Als Prädiktor sowohl der Krankheitskosten als auch der Lebensqualität spielt die Zusammensetzung des untersuchten JIA-Kollektivs eine große Rolle beim Studienvergleich und bei der Übertragbarkeit von Ergebnissen. Zwischen den einbezogenen JIA-Kosten- und -Outcome-Studien variiert die Verteilung der JIA-Kategorien teilweise erheblich. Passend zu den natürlichen Inzidenzraten fanden sich in einigen JIA-Kategorien nur wenige Patienten. Diese kleinen Subgruppen können sich stark auf die Lage des Mittelwertes, insbesondere den der subgruppenspezifischen Behandlungskosten, auswirken und sind bei der Interpretation ebenfalls

zu berücksichtigen. Im Vergleich zur bundesweiten Kerndokumentation rheumakranker Kinder und Jugendlicher litten die Patienten der untersuchten Stichprobe etwas häufiger an einer Polyarthritis. Ein möglicher Selektionseffekt durch die hochspezialisierten rekrutierenden Einrichtungen ist nicht auszuschließen. Dies kann neben einer tendenziellen Überschätzung der durchschnittlichen Krankheitskosten, möglicherweise auch zu einer Unterschätzung der durchschnittlichen Lebensqualität der frühen JIA führen.

Die Überrepräsentation von Einrichtungen in den alten Bundesländern wird angesichts nationaler Versorgungsleitlinien und einheitlich verwendeter Kostensätze nicht als Einschränkung gewertet.

Insgesamt sind die vorliegenden Ergebnisse nicht zu verallgemeinern und auf die deutsche JIA-Population zu übertragen, insbesondere da es sich um eine Untersuchung an neu erkrankten Patienten handelte.

Die Stärken der vorliegenden Arbeit bestehen in der vergleichsweise großen Fallzahl, der prospektiven Datenerhebung und dem multizentrischen Design, das die Darstellung der Versorgungssituation nicht nur auf eine kinderrheumatologische Einrichtung beschränkte.

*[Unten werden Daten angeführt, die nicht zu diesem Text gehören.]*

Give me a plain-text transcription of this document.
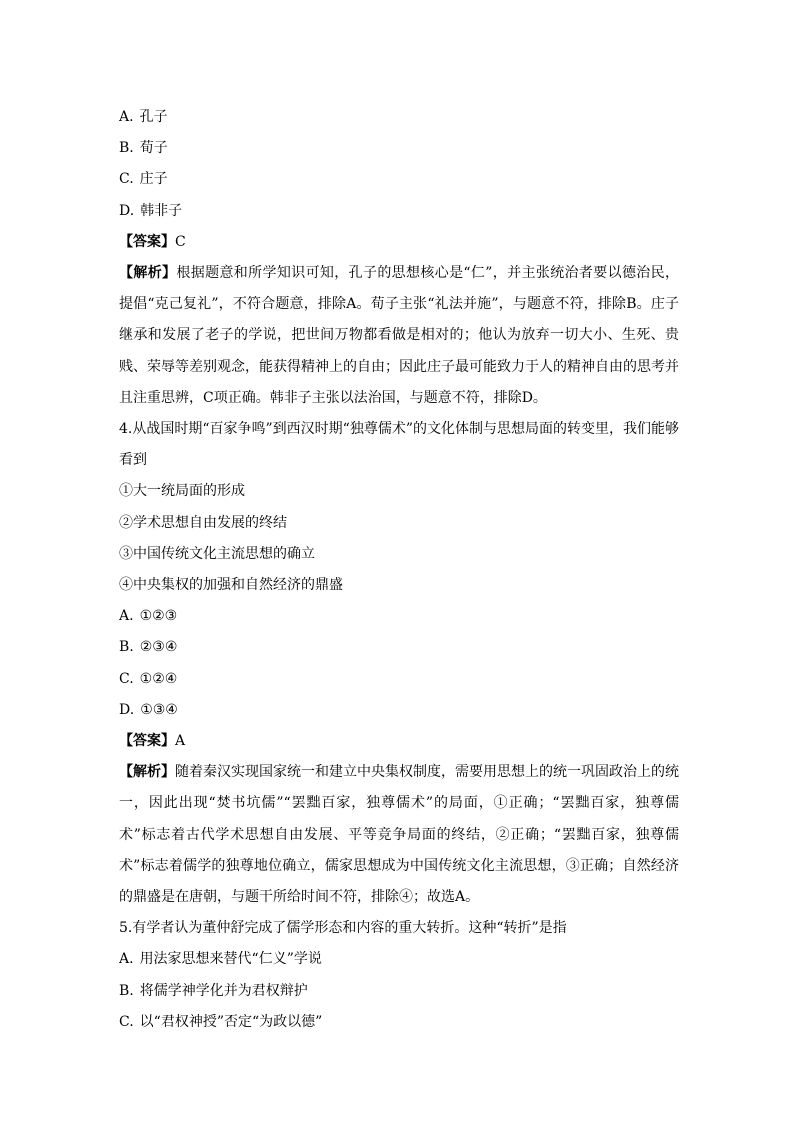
A. 孔子
B. 荀子
C. 庄子
D. 韩非子
【答案】C
【解析】根据题意和所学知识可知，孔子的思想核心是“仁”，并主张统治者要以德治民，提倡“克己复礼”，不符合题意，排除A。荀子主张“礼法并施”，与题意不符，排除B。庄子继承和发展了老子的学说，把世间万物都看做是相对的；他认为放弃一切大小、生死、贵贱、荣辱等差别观念，能获得精神上的自由；因此庄子最可能致力于人的精神自由的思考并且注重思辨，C项正确。韩非子主张以法治国，与题意不符，排除D。
4.从战国时期“百家争鸣”到西汉时期“独尊儒术”的文化体制与思想局面的转变里，我们能够看到
①大一统局面的形成
②学术思想自由发展的终结
③中国传统文化主流思想的确立
④中央集权的加强和自然经济的鼎盛
A. ①②③
B. ②③④
C. ①②④
D. ①③④
【答案】A
【解析】随着秦汉实现国家统一和建立中央集权制度，需要用思想上的统一巩固政治上的统一，因此出现“焚书坑儒”“罢黜百家，独尊儒术”的局面，①正确；“罢黜百家，独尊儒术”标志着古代学术思想自由发展、平等竞争局面的终结，②正确；“罢黜百家，独尊儒术”标志着儒学的独尊地位确立，儒家思想成为中国传统文化主流思想，③正确；自然经济的鼎盛是在唐朝，与题干所给时间不符，排除④；故选A。
5.有学者认为董仲舒完成了儒学形态和内容的重大转折。这种“转折”是指
A. 用法家思想来替代“仁义”学说
B. 将儒学神学化并为君权辩护
C. 以“君权神授”否定“为政以德”
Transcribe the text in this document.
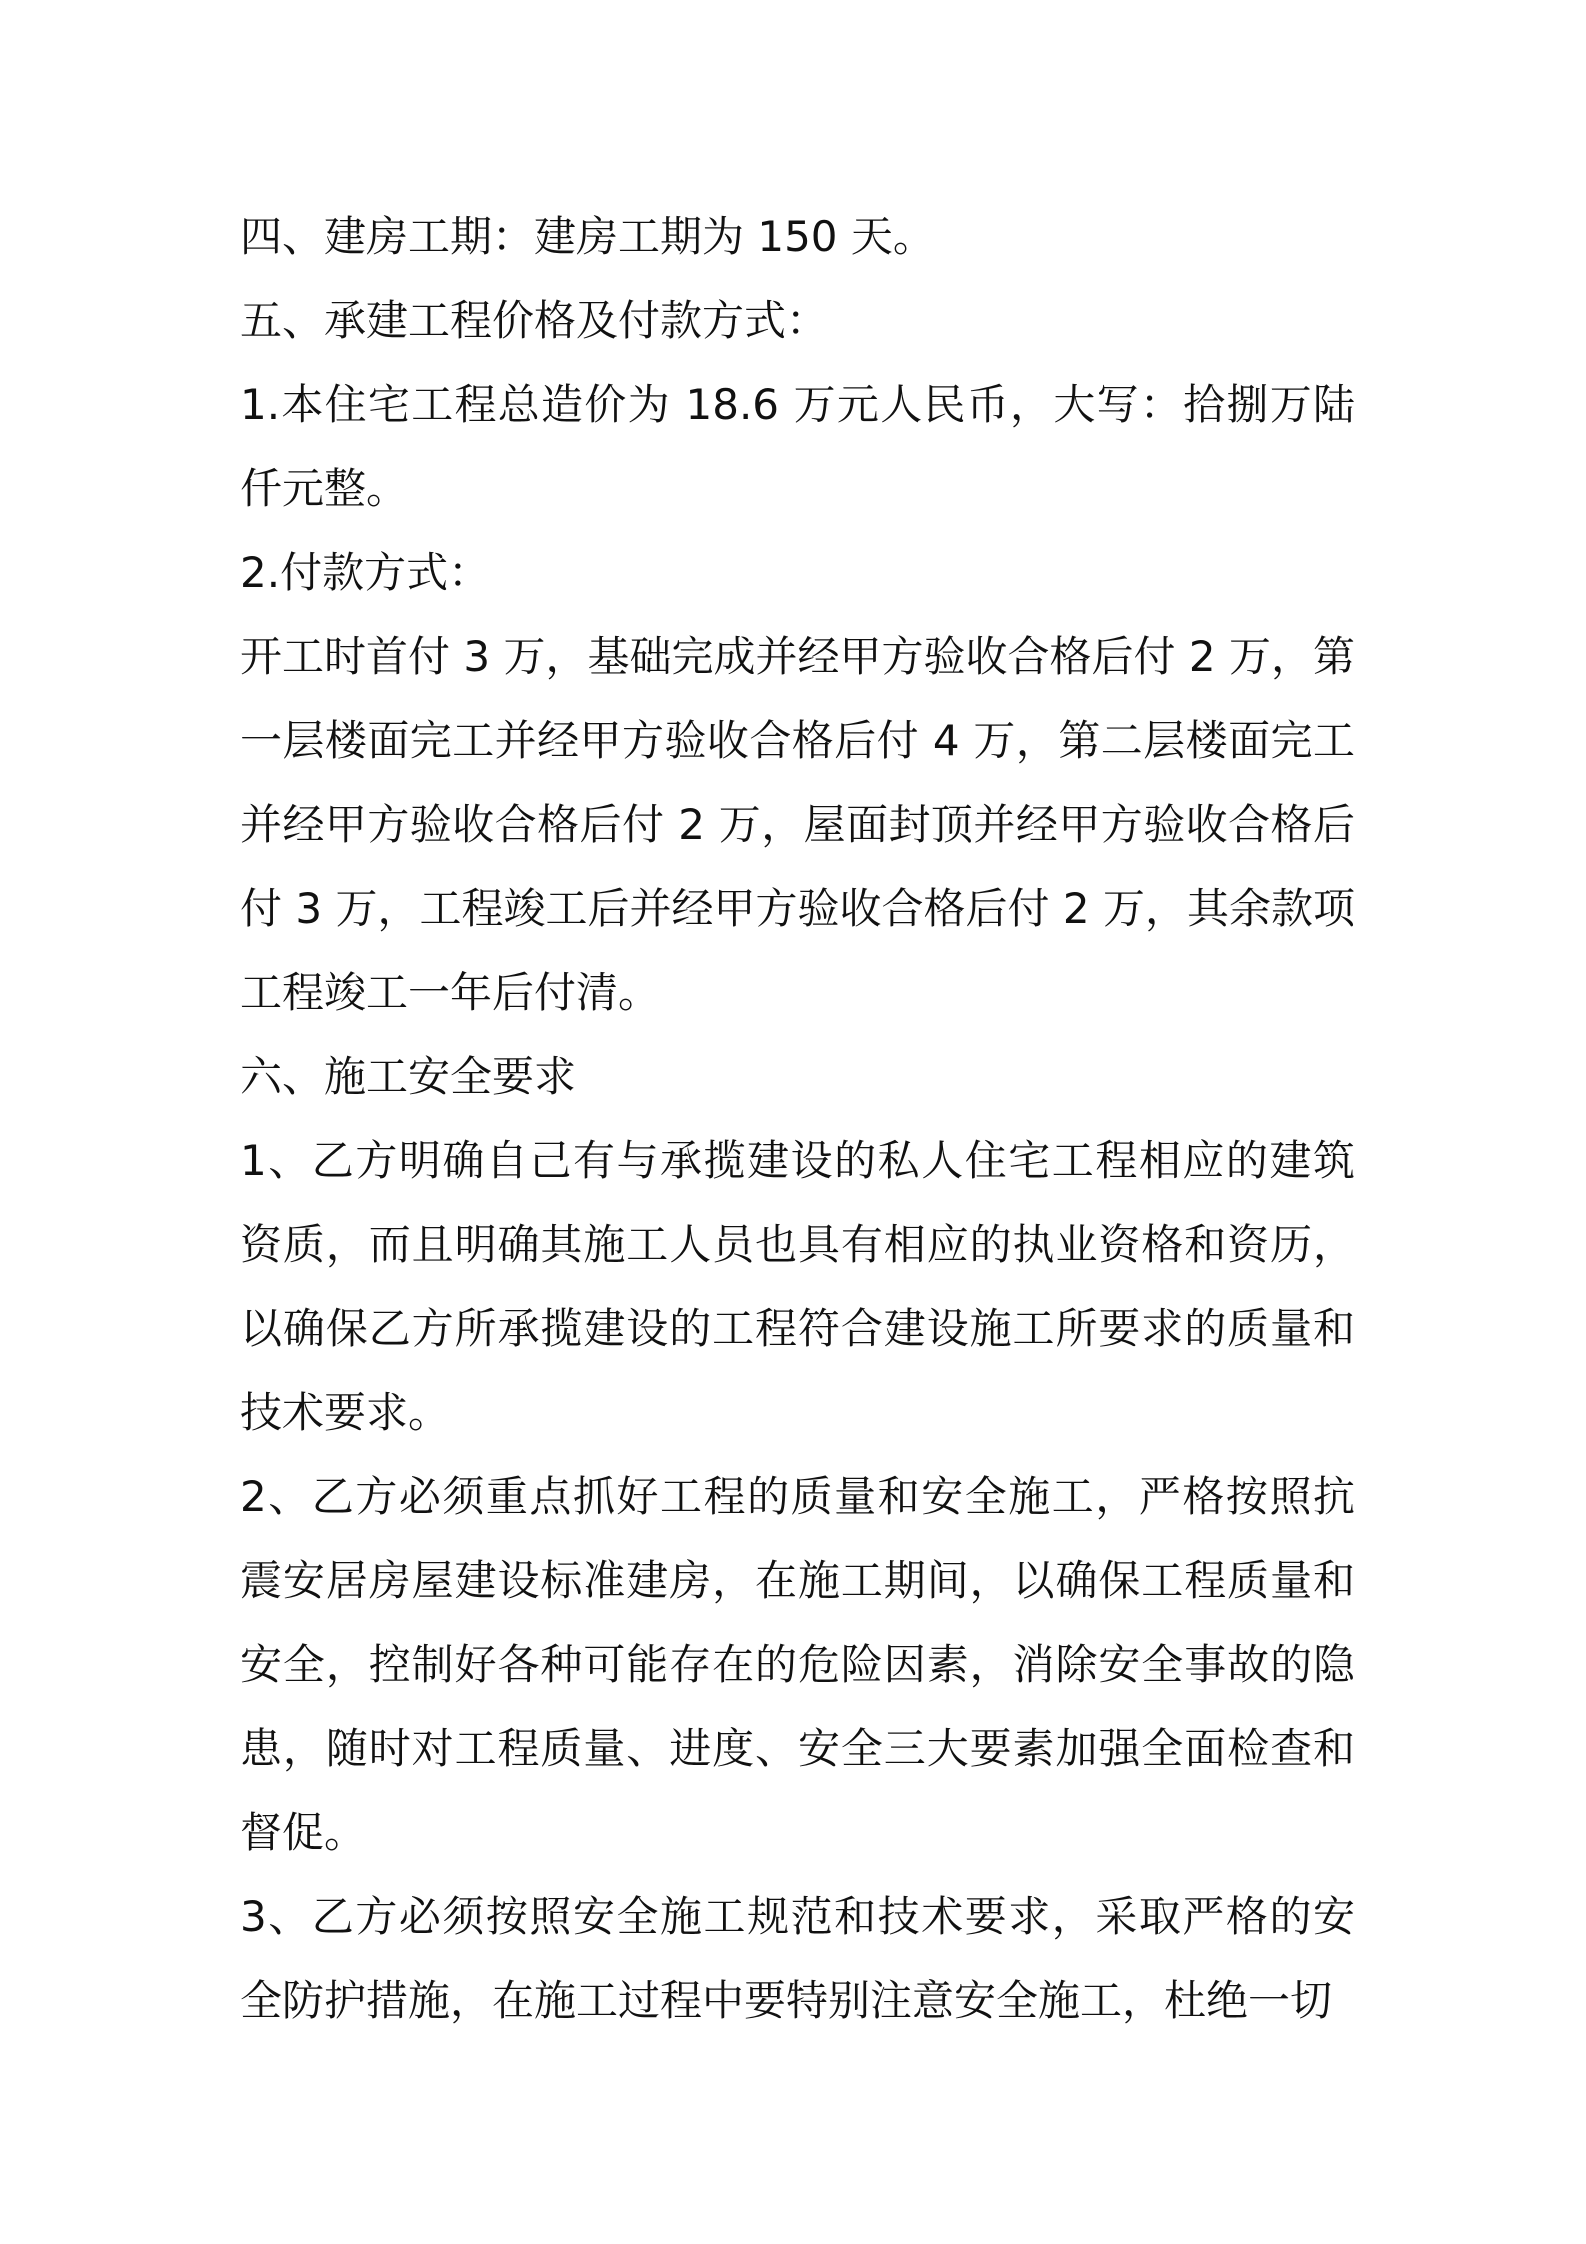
四、建房工期：建房工期为 150 天。

五、承建工程价格及付款方式：

1.本住宅工程总造价为 18.6 万元人民币，大写：拾捌万陆仟元整。

2.付款方式：

开工时首付 3 万，基础完成并经甲方验收合格后付 2 万，第一层楼面完工并经甲方验收合格后付 4 万，第二层楼面完工并经甲方验收合格后付 2 万，屋面封顶并经甲方验收合格后付 3 万，工程竣工后并经甲方验收合格后付 2 万，其余款项工程竣工一年后付清。

六、施工安全要求

1、乙方明确自己有与承揽建设的私人住宅工程相应的建筑资质，而且明确其施工人员也具有相应的执业资格和资历，以确保乙方所承揽建设的工程符合建设施工所要求的质量和技术要求。

2、乙方必须重点抓好工程的质量和安全施工，严格按照抗震安居房屋建设标准建房，在施工期间，以确保工程质量和安全，控制好各种可能存在的危险因素，消除安全事故的隐患，随时对工程质量、进度、安全三大要素加强全面检查和督促。

3、乙方必须按照安全施工规范和技术要求，采取严格的安全防护措施，在施工过程中要特别注意安全施工，杜绝一切
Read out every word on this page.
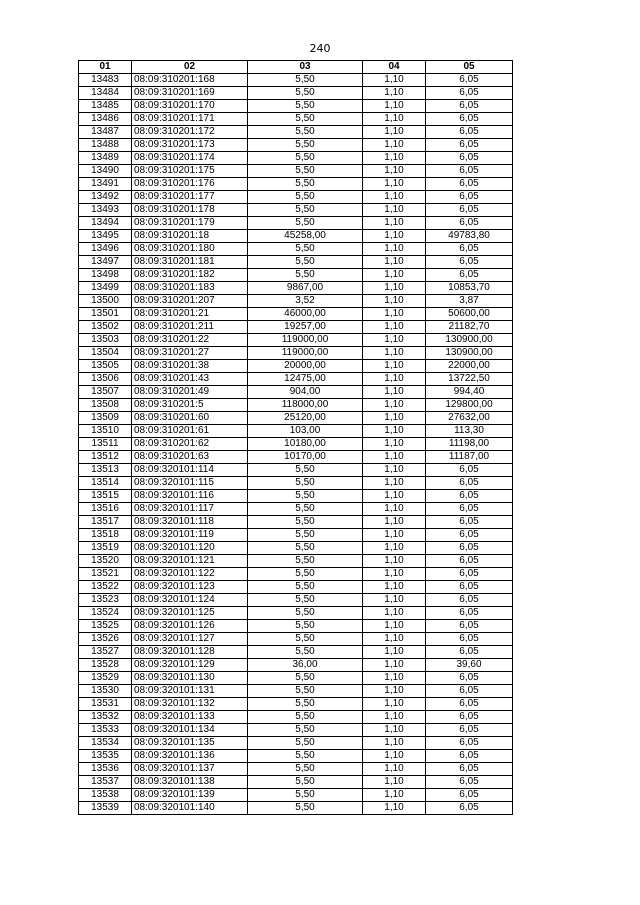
240
01	02	03	04	05
13483	08:09:310201:168	5,50	1,10	6,05
13484	08:09:310201:169	5,50	1,10	6,05
13485	08:09:310201:170	5,50	1,10	6,05
13486	08:09:310201:171	5,50	1,10	6,05
13487	08:09:310201:172	5,50	1,10	6,05
13488	08:09:310201:173	5,50	1,10	6,05
13489	08:09:310201:174	5,50	1,10	6,05
13490	08:09:310201:175	5,50	1,10	6,05
13491	08:09:310201:176	5,50	1,10	6,05
13492	08:09:310201:177	5,50	1,10	6,05
13493	08:09:310201:178	5,50	1,10	6,05
13494	08:09:310201:179	5,50	1,10	6,05
13495	08:09:310201:18	45258,00	1,10	49783,80
13496	08:09:310201:180	5,50	1,10	6,05
13497	08:09:310201:181	5,50	1,10	6,05
13498	08:09:310201:182	5,50	1,10	6,05
13499	08:09:310201:183	9867,00	1,10	10853,70
13500	08:09:310201:207	3,52	1,10	3,87
13501	08:09:310201:21	46000,00	1,10	50600,00
13502	08:09:310201:211	19257,00	1,10	21182,70
13503	08:09:310201:22	119000,00	1,10	130900,00
13504	08:09:310201:27	119000,00	1,10	130900,00
13505	08:09:310201:38	20000,00	1,10	22000,00
13506	08:09:310201:43	12475,00	1,10	13722,50
13507	08:09:310201:49	904,00	1,10	994,40
13508	08:09:310201:5	118000,00	1,10	129800,00
13509	08:09:310201:60	25120,00	1,10	27632,00
13510	08:09:310201:61	103,00	1,10	113,30
13511	08:09:310201:62	10180,00	1,10	11198,00
13512	08:09:310201:63	10170,00	1,10	11187,00
13513	08:09:320101:114	5,50	1,10	6,05
13514	08:09:320101:115	5,50	1,10	6,05
13515	08:09:320101:116	5,50	1,10	6,05
13516	08:09:320101:117	5,50	1,10	6,05
13517	08:09:320101:118	5,50	1,10	6,05
13518	08:09:320101:119	5,50	1,10	6,05
13519	08:09:320101:120	5,50	1,10	6,05
13520	08:09:320101:121	5,50	1,10	6,05
13521	08:09:320101:122	5,50	1,10	6,05
13522	08:09:320101:123	5,50	1,10	6,05
13523	08:09:320101:124	5,50	1,10	6,05
13524	08:09:320101:125	5,50	1,10	6,05
13525	08:09:320101:126	5,50	1,10	6,05
13526	08:09:320101:127	5,50	1,10	6,05
13527	08:09:320101:128	5,50	1,10	6,05
13528	08:09:320101:129	36,00	1,10	39,60
13529	08:09:320101:130	5,50	1,10	6,05
13530	08:09:320101:131	5,50	1,10	6,05
13531	08:09:320101:132	5,50	1,10	6,05
13532	08:09:320101:133	5,50	1,10	6,05
13533	08:09:320101:134	5,50	1,10	6,05
13534	08:09:320101:135	5,50	1,10	6,05
13535	08:09:320101:136	5,50	1,10	6,05
13536	08:09:320101:137	5,50	1,10	6,05
13537	08:09:320101:138	5,50	1,10	6,05
13538	08:09:320101:139	5,50	1,10	6,05
13539	08:09:320101:140	5,50	1,10	6,05
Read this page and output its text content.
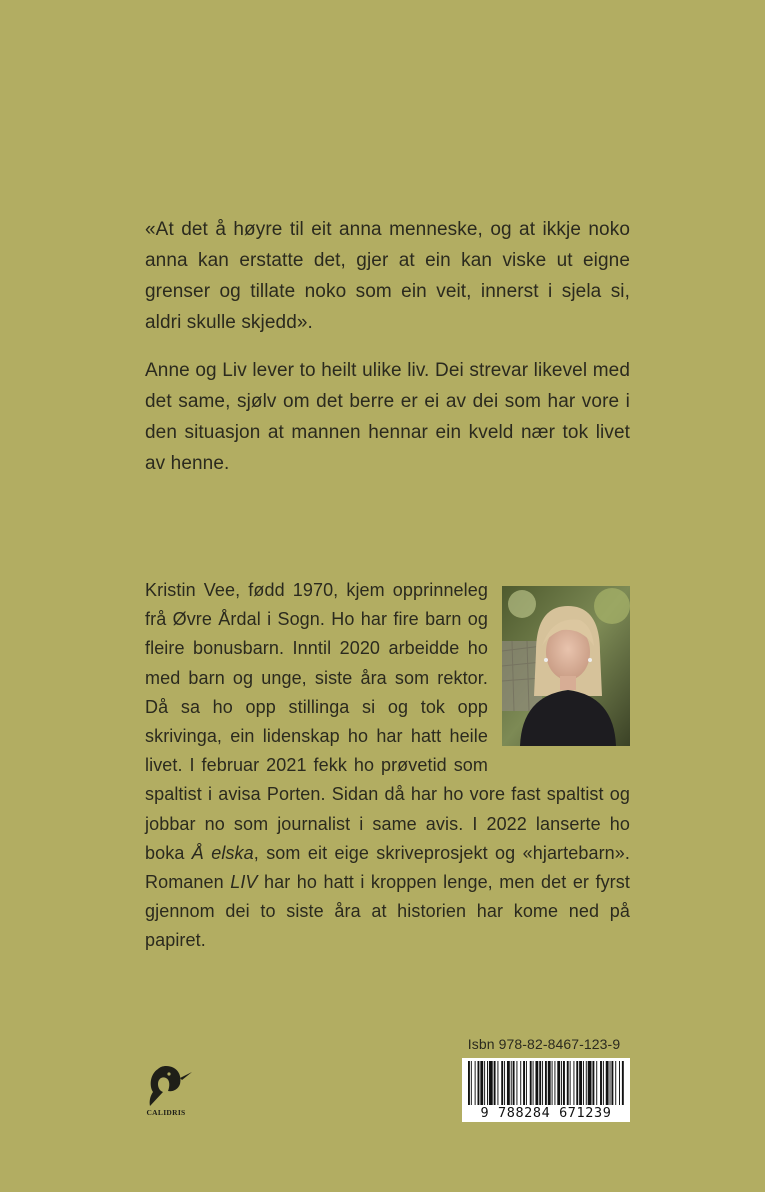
«At det å høyre til eit anna menneske, og at ikkje noko anna kan erstatte det, gjer at ein kan viske ut eigne grenser og tillate noko som ein veit, innerst i sjela si, aldri skulle skjedd».

Anne og Liv lever to heilt ulike liv. Dei strevar likevel med det same, sjølv om det berre er ei av dei som har vore i den situasjon at mannen hennar ein kveld nær tok livet av henne.

Kristin Vee, fødd 1970, kjem opprinneleg frå Øvre Årdal i Sogn. Ho har fire barn og fleire bonusbarn. Inntil 2020 arbeidde ho med barn og unge, siste åra som rektor. Då sa ho opp stillinga si og tok opp skrivinga, ein lidenskap ho har hatt heile livet. I februar 2021 fekk ho prøvetid som spaltist i avisa Porten. Sidan då har ho vore fast spaltist og jobbar no som journalist i same avis. I 2022 lanserte ho boka Å elska, som eit eige skriveprosjekt og «hjartebarn». Romanen LIV har ho hatt i kroppen lenge, men det er fyrst gjennom dei to siste åra at historien har kome ned på papiret.

CALIDRIS
Isbn 978-82-8467-123-9
9 788284 671239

Zusätzlich wurden die errechneten Krankheitskosten mittels probabilistischer Sensitivitätsanalyse auf ihre Unsicherheit geprüft. Trotz der genannten Limitationen kann insgesamt von einer guten Abbildung der Krankheitskosten und Outcome-Entwicklung der frühen JIA ausgegangen werden.